本と旅とやきもの

内外の近代小説、個人海外旅行、陶磁器の鑑賞について触れていき、ブログ・コミュニティを広げたい。

現代仮名遣い

2007-02-23 15:47:36 | Weblog
 現代仮名遣いでは「じ」と「ず」が原則で、「ぢ」と「づ」は例外とされている。
 例外とされる「ぢ」の遣い方のひとつに、同音の連呼がある。「ちぢみ」がまさにそうだが、不思議なことに「いちじく(無花果)」や「いちじるしい(著しい)」では「じ」となる。 もうひとつ「せかいじ(ぢ)ゅう」は「じ」でも「ぢ」でもよいので、どちらも正しく「世界中」と漢字変換する。

 昔、濁音を清音に直して意味が通じるものが正しいと習った。例えば「鼻血」は「はなち」としても意味が通るから「ぢ」となる。別の見方をすれば、漢字音の濁音化といってもよい。「血(ち)」の音が「ぢ」と濁ったということ。
 ところが、現代仮名遣いではこの考えは必ずしも通らない。「融通」は濁音を清音に直した「ゆうつう」のほうが「ゆうすう」よりまだ意味が通りよい。また「通(つう)」の濁音化は「づう」だ。しかし「ゆうずう」が正しいのだ。「地面」もそうだ。「ちめん」でも分かるが「しめん」では意味が通じない。そもそも「地」は「ち」だ。だが「じめん」としなければ漢字変換しない。
 
 無法則より昔の考えが理に適っていると思うのだが、私の習ったことは勘違いかな。

不毛な歴史の処分

2007-02-22 16:12:07 | Weblog
 新聞に「親日派狩り進行中」の見出しが躍った。韓国政府は、日本の植民地統治の協力者を洗い出して、その子孫から財産を没収するとのこと。ここでいう「親日派」とは日韓併合(1910年)の推進者らしいが、第二次日韓協約時(1905年)まで遡るという。百年前の出来事の処罰ですから、いやらしいねぇ。
 当方、併合当事者の市民ですから容喙すべきことではないでしょうけど、韓国には一事不再理の憲法理念はないのですかね。それに他国の前例から推し量っても突出していませんかね。

 確かにフランスでもエピュラシオン(対独協力者追放)があった。公的に裁かれたが、リンチもありましたね。

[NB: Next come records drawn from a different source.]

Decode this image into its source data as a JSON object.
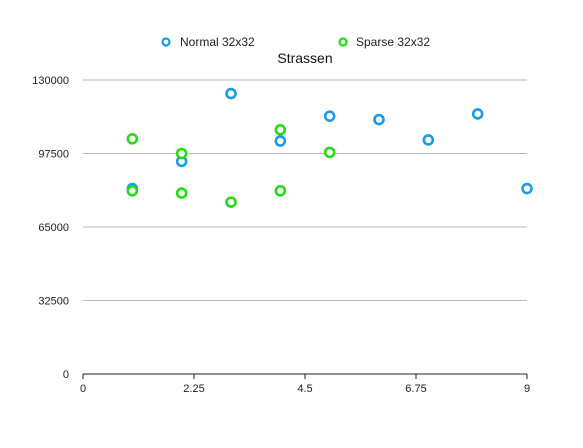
{
  "chart_data": {
    "type": "scatter",
    "title": "Strassen",
    "xlabel": "",
    "ylabel": "",
    "xlim": [
      0,
      9
    ],
    "ylim": [
      0,
      130000
    ],
    "x_ticks": [
      "0",
      "2.25",
      "4.5",
      "6.75",
      "9"
    ],
    "y_ticks": [
      "0",
      "32500",
      "65000",
      "97500",
      "130000"
    ],
    "grid": "horizontal",
    "legend_position": "top-center",
    "series": [
      {
        "name": "Normal 32x32",
        "color": "#1a9be6",
        "points": [
          {
            "x": 1,
            "y": 82000
          },
          {
            "x": 2,
            "y": 94000
          },
          {
            "x": 3,
            "y": 124000
          },
          {
            "x": 4,
            "y": 103000
          },
          {
            "x": 5,
            "y": 114000
          },
          {
            "x": 6,
            "y": 112500
          },
          {
            "x": 7,
            "y": 103500
          },
          {
            "x": 8,
            "y": 115000
          },
          {
            "x": 9,
            "y": 82000
          }
        ]
      },
      {
        "name": "Sparse 32x32",
        "color": "#22dd11",
        "points": [
          {
            "x": 1,
            "y": 104000
          },
          {
            "x": 1,
            "y": 81000
          },
          {
            "x": 2,
            "y": 97500
          },
          {
            "x": 2,
            "y": 80000
          },
          {
            "x": 3,
            "y": 76000
          },
          {
            "x": 4,
            "y": 108000
          },
          {
            "x": 4,
            "y": 81000
          },
          {
            "x": 5,
            "y": 98000
          }
        ]
      }
    ]
  }
}
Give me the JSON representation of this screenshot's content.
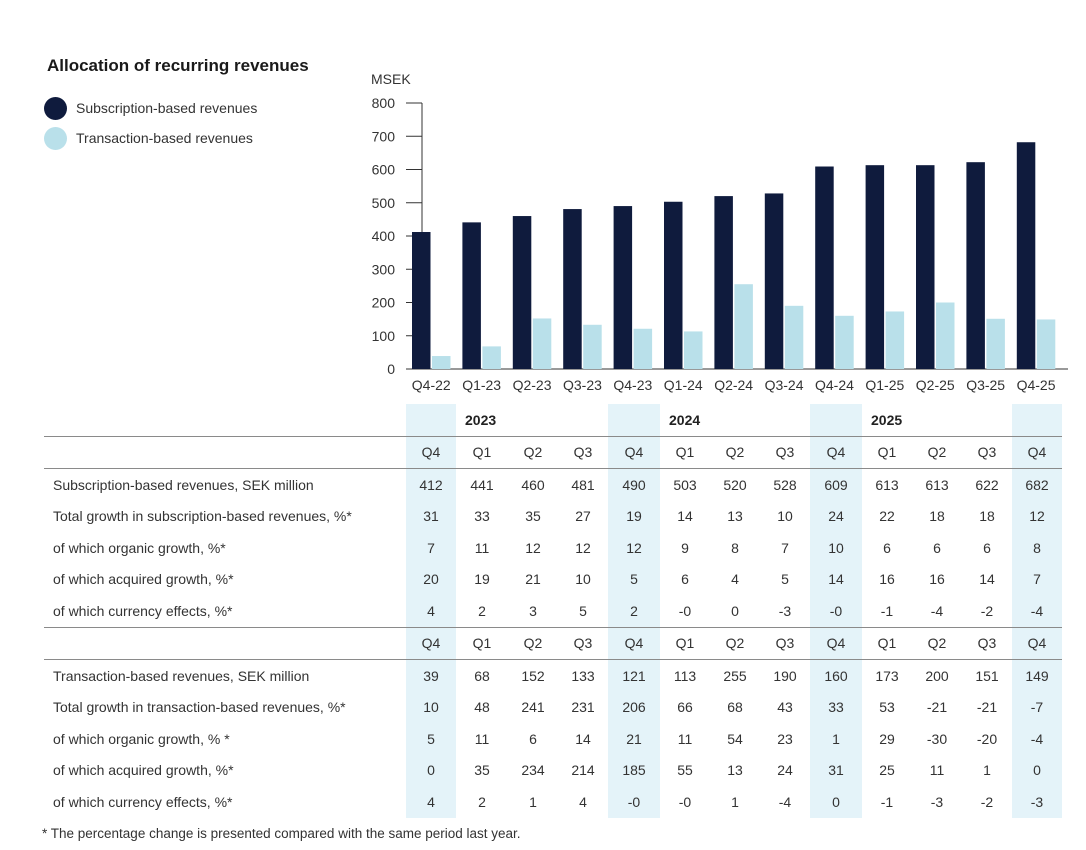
{
  "title": "Allocation of recurring revenues",
  "legend": [
    {
      "label": "Subscription-based revenues",
      "color": "#0f1b3d"
    },
    {
      "label": "Transaction-based revenues",
      "color": "#b9e0ea"
    }
  ],
  "chart_data": {
    "type": "bar",
    "unit": "MSEK",
    "categories": [
      "Q4-22",
      "Q1-23",
      "Q2-23",
      "Q3-23",
      "Q4-23",
      "Q1-24",
      "Q2-24",
      "Q3-24",
      "Q4-24",
      "Q1-25",
      "Q2-25",
      "Q3-25",
      "Q4-25"
    ],
    "series": [
      {
        "name": "Subscription-based revenues",
        "color": "#0f1b3d",
        "values": [
          412,
          441,
          460,
          481,
          490,
          503,
          520,
          528,
          609,
          613,
          613,
          622,
          682
        ]
      },
      {
        "name": "Transaction-based revenues",
        "color": "#b9e0ea",
        "values": [
          39,
          68,
          152,
          133,
          121,
          113,
          255,
          190,
          160,
          173,
          200,
          151,
          149
        ]
      }
    ],
    "y_ticks": [
      0,
      100,
      200,
      300,
      400,
      500,
      600,
      700,
      800
    ],
    "ylim": [
      0,
      800
    ]
  },
  "table": {
    "years": [
      "2023",
      "2024",
      "2025"
    ],
    "quarters": [
      "Q4",
      "Q1",
      "Q2",
      "Q3",
      "Q4",
      "Q1",
      "Q2",
      "Q3",
      "Q4",
      "Q1",
      "Q2",
      "Q3",
      "Q4"
    ],
    "highlight_cols": [
      0,
      4,
      8,
      12
    ],
    "section1": [
      {
        "label": "Subscription-based revenues, SEK million",
        "values": [
          "412",
          "441",
          "460",
          "481",
          "490",
          "503",
          "520",
          "528",
          "609",
          "613",
          "613",
          "622",
          "682"
        ]
      },
      {
        "label": "Total growth in subscription-based revenues, %*",
        "values": [
          "31",
          "33",
          "35",
          "27",
          "19",
          "14",
          "13",
          "10",
          "24",
          "22",
          "18",
          "18",
          "12"
        ]
      },
      {
        "label": "of which organic growth, %*",
        "values": [
          "7",
          "11",
          "12",
          "12",
          "12",
          "9",
          "8",
          "7",
          "10",
          "6",
          "6",
          "6",
          "8"
        ]
      },
      {
        "label": "of which acquired growth, %*",
        "values": [
          "20",
          "19",
          "21",
          "10",
          "5",
          "6",
          "4",
          "5",
          "14",
          "16",
          "16",
          "14",
          "7"
        ]
      },
      {
        "label": "of which currency effects, %*",
        "values": [
          "4",
          "2",
          "3",
          "5",
          "2",
          "-0",
          "0",
          "-3",
          "-0",
          "-1",
          "-4",
          "-2",
          "-4"
        ]
      }
    ],
    "section2": [
      {
        "label": "Transaction-based revenues, SEK million",
        "values": [
          "39",
          "68",
          "152",
          "133",
          "121",
          "113",
          "255",
          "190",
          "160",
          "173",
          "200",
          "151",
          "149"
        ]
      },
      {
        "label": "Total growth in transaction-based revenues, %*",
        "values": [
          "10",
          "48",
          "241",
          "231",
          "206",
          "66",
          "68",
          "43",
          "33",
          "53",
          "-21",
          "-21",
          "-7"
        ]
      },
      {
        "label": "of which organic growth, % *",
        "values": [
          "5",
          "11",
          "6",
          "14",
          "21",
          "11",
          "54",
          "23",
          "1",
          "29",
          "-30",
          "-20",
          "-4"
        ]
      },
      {
        "label": "of which acquired growth, %*",
        "values": [
          "0",
          "35",
          "234",
          "214",
          "185",
          "55",
          "13",
          "24",
          "31",
          "25",
          "11",
          "1",
          "0"
        ]
      },
      {
        "label": "of which currency effects, %*",
        "values": [
          "4",
          "2",
          "1",
          "4",
          "-0",
          "-0",
          "1",
          "-4",
          "0",
          "-1",
          "-3",
          "-2",
          "-3"
        ]
      }
    ]
  },
  "footnote": "* The percentage change is presented compared with the same period last year."
}
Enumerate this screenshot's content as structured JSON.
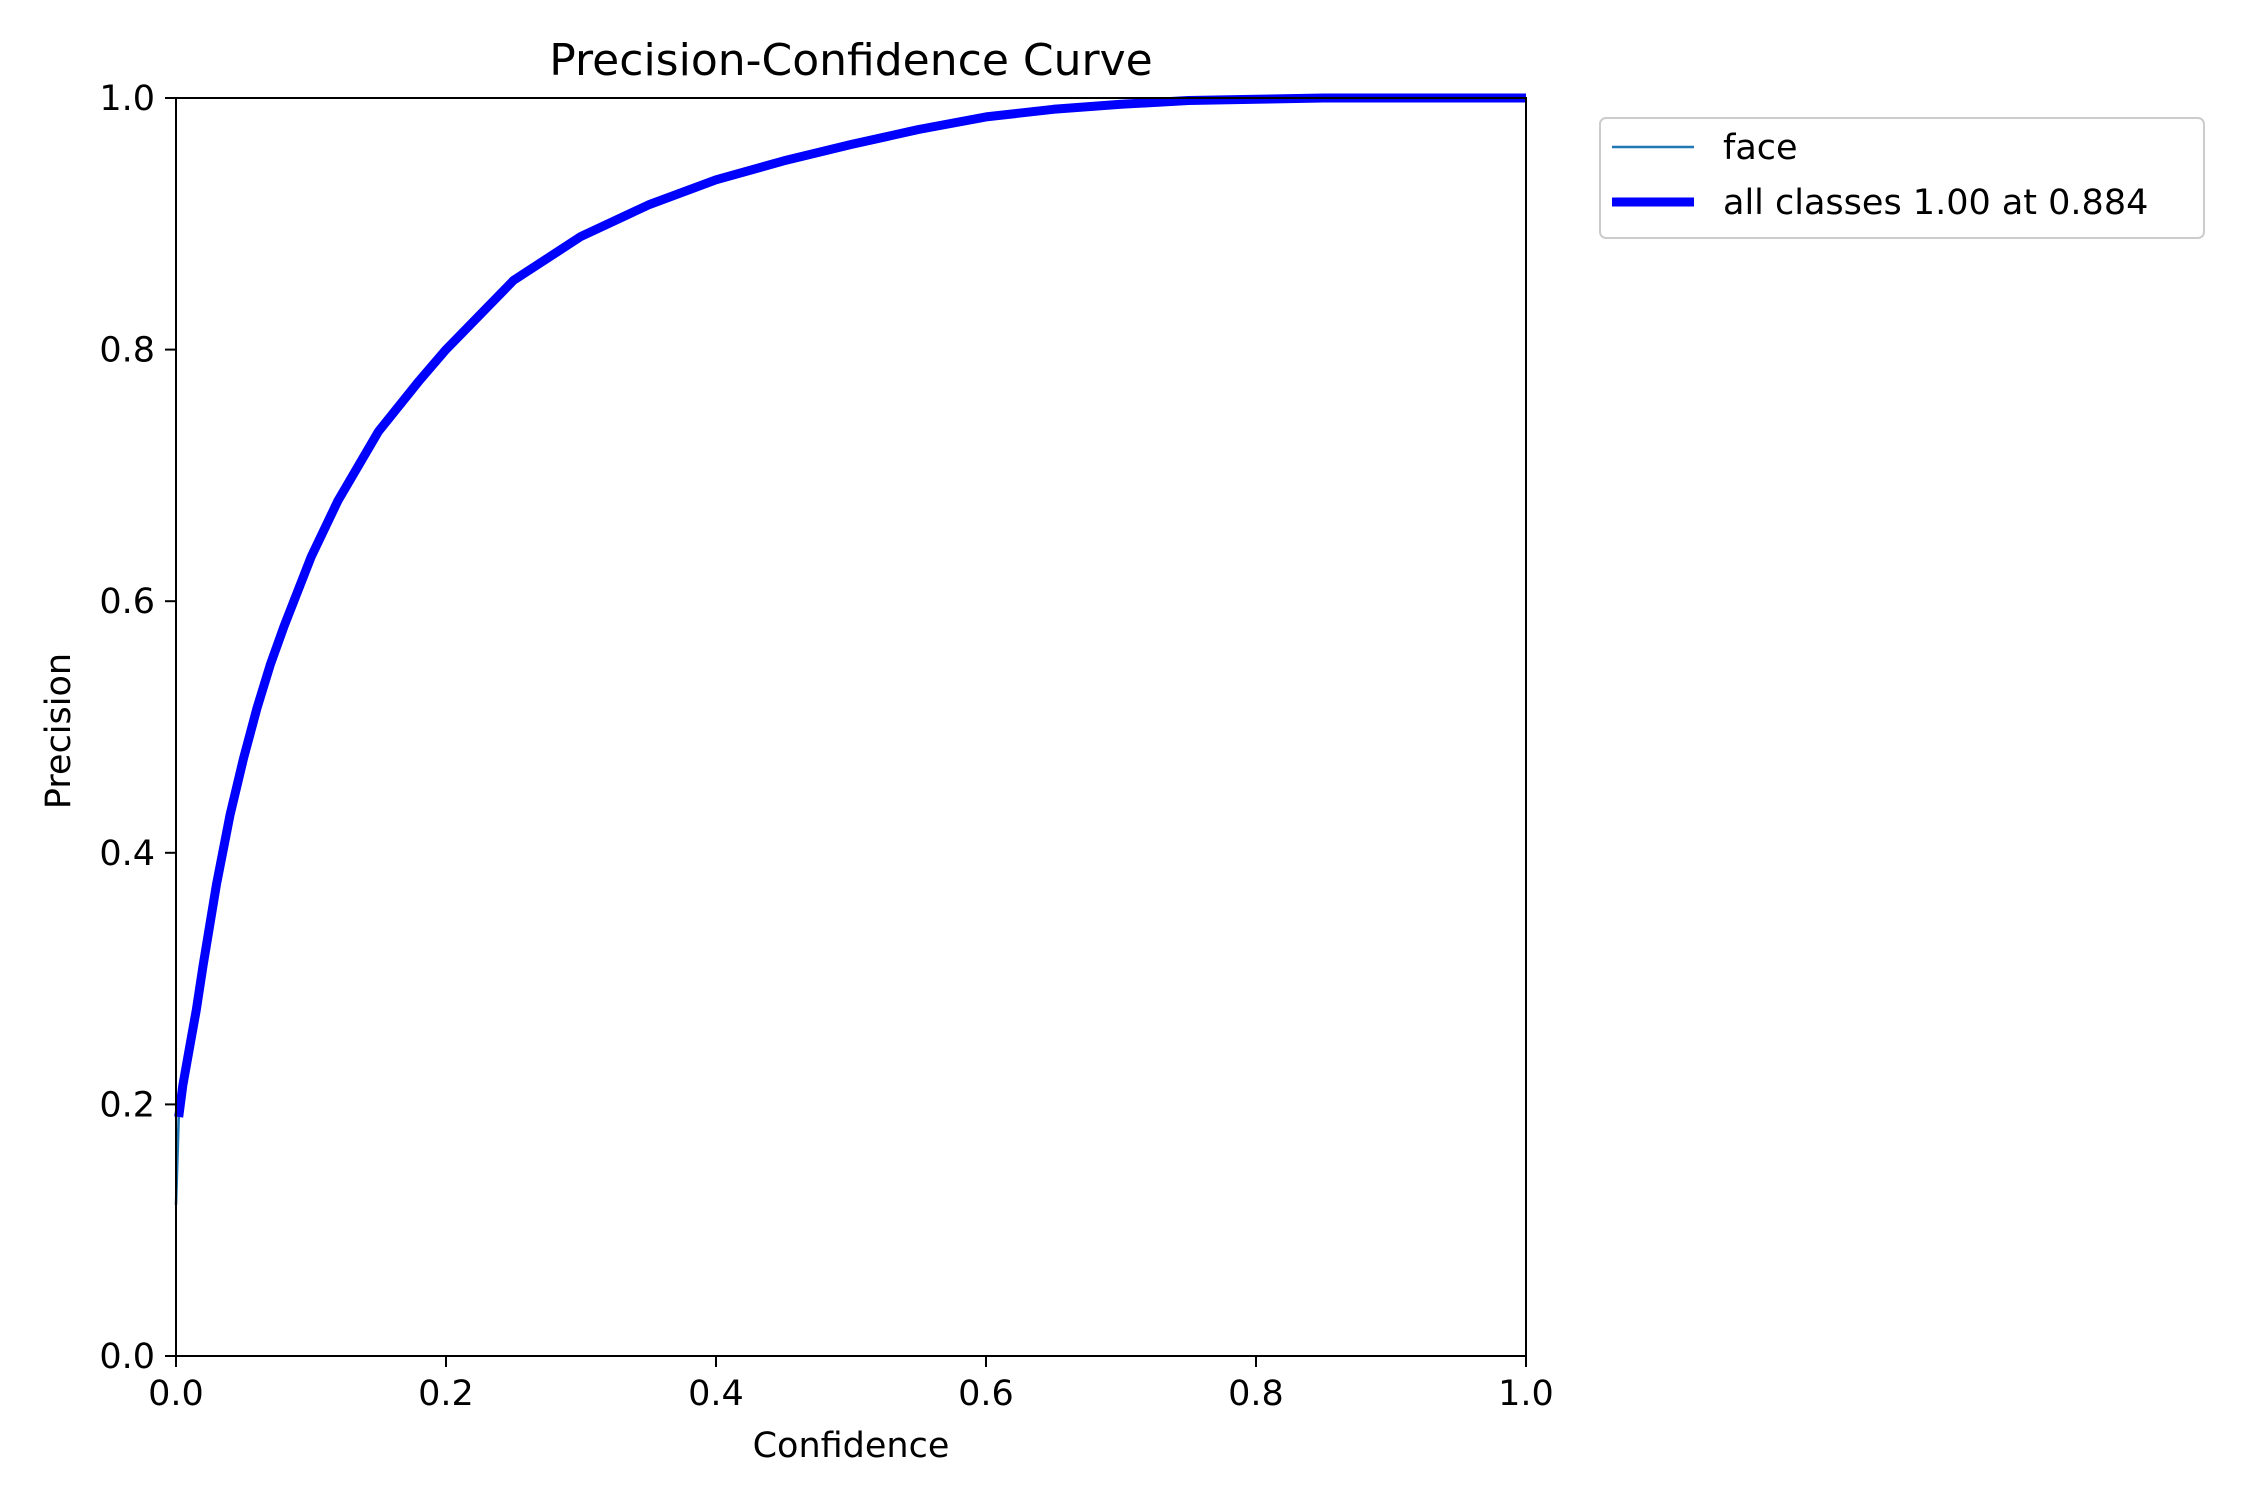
{
  "chart_data": {
    "type": "line",
    "title": "Precision-Confidence Curve",
    "xlabel": "Confidence",
    "ylabel": "Precision",
    "xlim": [
      0.0,
      1.0
    ],
    "ylim": [
      0.0,
      1.0
    ],
    "xticks": [
      "0.0",
      "0.2",
      "0.4",
      "0.6",
      "0.8",
      "1.0"
    ],
    "yticks": [
      "0.0",
      "0.2",
      "0.4",
      "0.6",
      "0.8",
      "1.0"
    ],
    "grid": false,
    "legend_position": "outside top-right",
    "series": [
      {
        "name": "face",
        "color": "#1f77b4",
        "style": "thin",
        "x": [
          0.0,
          0.002,
          0.005,
          0.01,
          0.015,
          0.02,
          0.03,
          0.04,
          0.05,
          0.06,
          0.07,
          0.08,
          0.1,
          0.12,
          0.15,
          0.18,
          0.2,
          0.25,
          0.3,
          0.35,
          0.4,
          0.45,
          0.5,
          0.55,
          0.6,
          0.65,
          0.7,
          0.75,
          0.8,
          0.85,
          0.9,
          0.95,
          1.0
        ],
        "y": [
          0.12,
          0.19,
          0.215,
          0.245,
          0.275,
          0.31,
          0.375,
          0.43,
          0.475,
          0.515,
          0.55,
          0.58,
          0.635,
          0.68,
          0.735,
          0.775,
          0.8,
          0.855,
          0.89,
          0.915,
          0.935,
          0.95,
          0.963,
          0.975,
          0.985,
          0.991,
          0.995,
          0.998,
          0.999,
          1.0,
          1.0,
          1.0,
          1.0
        ]
      },
      {
        "name": "all classes 1.00 at 0.884",
        "color": "#0000ff",
        "style": "thick",
        "x": [
          0.002,
          0.005,
          0.01,
          0.015,
          0.02,
          0.03,
          0.04,
          0.05,
          0.06,
          0.07,
          0.08,
          0.1,
          0.12,
          0.15,
          0.18,
          0.2,
          0.25,
          0.3,
          0.35,
          0.4,
          0.45,
          0.5,
          0.55,
          0.6,
          0.65,
          0.7,
          0.75,
          0.8,
          0.85,
          0.9,
          0.95,
          1.0
        ],
        "y": [
          0.19,
          0.215,
          0.245,
          0.275,
          0.31,
          0.375,
          0.43,
          0.475,
          0.515,
          0.55,
          0.58,
          0.635,
          0.68,
          0.735,
          0.775,
          0.8,
          0.855,
          0.89,
          0.915,
          0.935,
          0.95,
          0.963,
          0.975,
          0.985,
          0.991,
          0.995,
          0.998,
          0.999,
          1.0,
          1.0,
          1.0,
          1.0
        ]
      }
    ]
  }
}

解放後、ドイツ兵と親しくした女性が衆人の中で髪を丸刈りにされた話は有名ですな。エンリオ・モリコーネ監督のイタリア映画「マレーナ」でもナチの将校との仲によって髪を剃られた。イタリアもそうだったのかしら。生きるためにやむを得なかったでしょうに。しかし、今に至っては、エピュラシオンは尾を引いていないし、再燃もしていない。
 いつだったか、モーリス・パポンなる人物の死亡記事が載っていた。第2次世界大戦中のフランスの対独協力者で「人道に対する罪」で禁固10年の刑を下されたが、後にパリ警視総監やら下院議員やら果ては大臣まで勤めた。この人物は戦争敵国の協力者ですから悪質だったはずですが、それでことは済んだ。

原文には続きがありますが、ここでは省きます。